The fast food chain faced a grilling from the Twittersphere - and beyond - when it Tweeted “Women belong in the kitchen” on 8 March 2021.
Users on the social media website have not held back in their disapproval of the Tweet’s wording - and its timing on IWD 2021.
Here’s why Burger King posted the Tweet, the fallout and the company’s response explained.
Why did Burger King post ‘Women belong in the kitchen’?
The Tweet was part of an advertising campaign to raise awareness of the gender ratio among chefs, in which the company claims “only 20% of chefs are women”.
In a series of subsequent Tweets, Burger King highlighted the lack of female chefs in the restaurant business and wanted to do something about the disparity.
A follow up Tweet read: “If they want to, of course. Yet only 20% of chefs are women. We're on a mission to change the gender ratio in the restaurant industry by empowering female employees with the opportunity to pursue a culinary career.”
The company then brought attention to its scholarship programme for female employees to “pursue their culinary dreams” - but the damage had already been done.
What has been the reaction to Burger King’s Tweet?
Burger King’s Tweet was seemingly designed to provoke a response, while bringing attention to its scholarship programme, but the campaign has backfired.
One Twitter user said: “Please don’t use sexism as clickbait.”
Another added: "There’s better ways to draw attention to something that don’t include using the most sexist trope ever."
Questions were raised at how the wording of the Tweet made it through the different stages of management before it was given the green light.
While one Twitter user outlined that it wasn’t just a Tweet but an international campaign approved by the company, displaying a photo of a full page advert in the New York Times.
And, although the Tweet has since been deleted, one user commented that “we’ll never forget #youhadtobethere” alongside a screen grab of the original Burger King UK post.
Has Burger King apologised?
At first, Burger King attempted to defend its campaign and bring the focus back to the unbalanced ratio of women working in the UK restaurant industry.
But, as more and more people were angered by the Tweet, the company issued an apology before deleting the post altogether (not before it had been shared countless times).

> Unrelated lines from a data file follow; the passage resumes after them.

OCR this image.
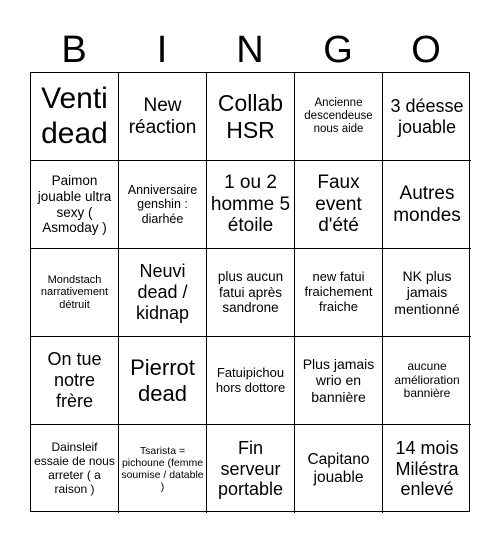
B	I	N	G	O
Venti dead
New réaction
Collab HSR
Ancienne descendeuse nous aide
3 déesse jouable
Paimon jouable ultra sexy ( Asmoday )
Anniversaire genshin : diarhée
1 ou 2 homme 5 étoile
Faux event d'été
Autres mondes
Mondstach narrativement détruit
Neuvi dead / kidnap
plus aucun fatui après sandrone
new fatui fraichement fraiche
NK plus jamais mentionné
On tue notre frère
Pierrot dead
Fatuipichou hors dottore
Plus jamais wrio en bannière
aucune amélioration bannière
Dainsleif essaie de nous arreter ( a raison )
Tsarista = pichoune (femme soumise / datable )
Fin serveur portable
Capitano jouable
14 mois Miléstra enlevé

"We hear you. We got our initial Tweet wrong and we're sorry,” read a follow up post on Twitter.
“Our aim was to draw attention to the fact that only 20% of professional chefs in UK kitchens are women and to help change that by awarding culinary scholarships. We will do better next time.
“We decided to delete the original Tweet after our apology. It was brought to our attention that there were abusive comments in the thread and we don't want to leave the space open for that.”